Kepala Pusat PVTPP Kementerian Pertanian, Leli Nuryati, menyampaikan arahan saat Rapat Penetapan Rekomendasi Permohonan Hak PVT di Kantor Pusat PVTPP, Jakarta Selatan, Rabu (15/7/2026).(Foto: Ist)
JAKARTA, NP – Minat terhadap perlindungan Hak Kekayaan Intelektual (HKI) di sektor pertanian terus meningkat. Hingga pertengahan Juli 2026, Pusat Pelindungan Varietas Tanaman dan Perizinan Pertanian (PVTPP) Kementerian Pertanian (Kementan) telah menerima 128 permohonan Hak Perlindungan Varietas Tanaman (PVT), melampaui total permohonan sepanjang 2025 yang tercatat sebanyak 108 permohonan.
Peningkatan tersebut dinilai menjadi sinyal semakin tingginya inovasi pemuliaan tanaman sekaligus memperkuat penyediaan benih varietas unggul baru untuk mendukung target swasembada pangan berkelanjutan.
Kepala Pusat PVTPP Kementan, Leli Nuryati, mengatakan pihaknya terus mendorong peningkatan permohonan dan penerbitan Hak PVT melalui keterlibatan berbagai pihak, mulai dari instansi pemerintah, perguruan tinggi, hingga industri perbenihan.

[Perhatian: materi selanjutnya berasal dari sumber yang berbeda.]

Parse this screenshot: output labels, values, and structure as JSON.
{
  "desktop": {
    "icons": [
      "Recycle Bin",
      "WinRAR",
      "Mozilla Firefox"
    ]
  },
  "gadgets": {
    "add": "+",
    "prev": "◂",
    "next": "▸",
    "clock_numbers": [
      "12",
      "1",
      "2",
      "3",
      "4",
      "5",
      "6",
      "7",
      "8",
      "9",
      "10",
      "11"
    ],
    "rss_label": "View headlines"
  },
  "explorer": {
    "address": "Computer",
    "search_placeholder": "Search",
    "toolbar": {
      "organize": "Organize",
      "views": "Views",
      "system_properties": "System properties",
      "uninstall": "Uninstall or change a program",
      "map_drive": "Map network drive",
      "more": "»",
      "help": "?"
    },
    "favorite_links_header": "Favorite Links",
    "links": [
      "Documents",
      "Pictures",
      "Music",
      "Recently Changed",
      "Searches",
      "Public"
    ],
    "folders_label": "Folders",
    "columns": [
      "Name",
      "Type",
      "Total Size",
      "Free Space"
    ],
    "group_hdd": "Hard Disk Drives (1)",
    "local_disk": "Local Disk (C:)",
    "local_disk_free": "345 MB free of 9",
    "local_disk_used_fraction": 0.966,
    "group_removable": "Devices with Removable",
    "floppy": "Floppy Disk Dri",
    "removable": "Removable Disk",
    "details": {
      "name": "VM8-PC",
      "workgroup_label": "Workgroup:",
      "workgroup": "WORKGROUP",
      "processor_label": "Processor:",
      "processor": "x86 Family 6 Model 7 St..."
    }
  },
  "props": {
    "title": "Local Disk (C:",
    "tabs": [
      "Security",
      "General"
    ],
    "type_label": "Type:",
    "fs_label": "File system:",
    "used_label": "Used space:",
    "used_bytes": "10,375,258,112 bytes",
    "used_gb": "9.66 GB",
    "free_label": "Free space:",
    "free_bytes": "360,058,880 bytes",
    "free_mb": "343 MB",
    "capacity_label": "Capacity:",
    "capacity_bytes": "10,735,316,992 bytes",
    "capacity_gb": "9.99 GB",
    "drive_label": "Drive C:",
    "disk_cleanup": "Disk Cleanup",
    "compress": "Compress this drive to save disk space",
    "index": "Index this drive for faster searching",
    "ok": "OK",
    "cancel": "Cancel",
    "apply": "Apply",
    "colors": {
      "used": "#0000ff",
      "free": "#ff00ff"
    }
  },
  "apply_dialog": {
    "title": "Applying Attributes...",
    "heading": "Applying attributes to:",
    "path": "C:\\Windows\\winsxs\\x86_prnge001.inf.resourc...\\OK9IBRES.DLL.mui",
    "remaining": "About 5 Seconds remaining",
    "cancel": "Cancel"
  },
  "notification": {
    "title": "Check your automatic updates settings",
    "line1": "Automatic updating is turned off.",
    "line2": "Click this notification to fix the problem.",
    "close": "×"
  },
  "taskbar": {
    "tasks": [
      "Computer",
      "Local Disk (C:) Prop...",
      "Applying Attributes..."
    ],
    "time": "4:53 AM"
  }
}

“Pada tahun 2026, hingga hari ini kami telah menerima 128 permohonan Hak PVT melalui aplikasi Apply PVT. Jumlah tersebut telah melampaui penerimaan sepanjang tahun 2025 yang mencapai 108 permohonan Hak PVT,” ujar Leli dalam Rapat Penetapan Rekomendasi Permohonan Hak PVT di Kantor Pusat PVTPP, Jakarta Selatan, Rabu (15/7/2026).
Menurut Leli, rapat tersebut merupakan rapat penetapan rekomendasi keempat sepanjang 2026 yang membahas hasil pemeriksaan substantif atau Uji BUSS terhadap 18 varietas dari sembilan komoditas, yakni padi, cabai, melon, stroberi, bluberi, ekaliptus, semangka, buncis, mawar, dan jagung. Para pemohon berasal dari Badan Riset dan Inovasi Nasional (BRIN), Universitas Brawijaya, serta sejumlah perusahaan benih.
“Pembahasan dalam rapat penetapan ini merupakan tahapan penting dalam proses pemberian Hak PVT. Setiap rekomendasi yang dihasilkan didasarkan pada hasil pemeriksaan yang objektif, cermat, dan dapat dipertanggungjawabkan,” katanya.
Ia menegaskan, setiap varietas yang memperoleh Hak PVT telah melalui proses seleksi yang ketat sehingga dipastikan memiliki keunggulan dan layak memperoleh perlindungan hukum.
“Ini merupakan implementasi dari arahan Menteri Pertanian Andi Amran Sulaiman untuk memperkuat penyediaan benih varietas unggul dalam rangka meningkatkan produktivitas pertanian nasional,” ujarnya.
Leli memastikan PVTPP berkomitmen menjaga proses penerbitan sertifikat Hak PVT tetap tepat waktu tanpa mengurangi kualitas maupun integritas pemeriksaan.
“Rapat penetapan ini menjadi langkah strategis dalam memperkuat perlindungan varietas tanaman sekaligus mendorong inovasi pertanian nasional agar semakin produktif dan berdaya saing,” tegasnya.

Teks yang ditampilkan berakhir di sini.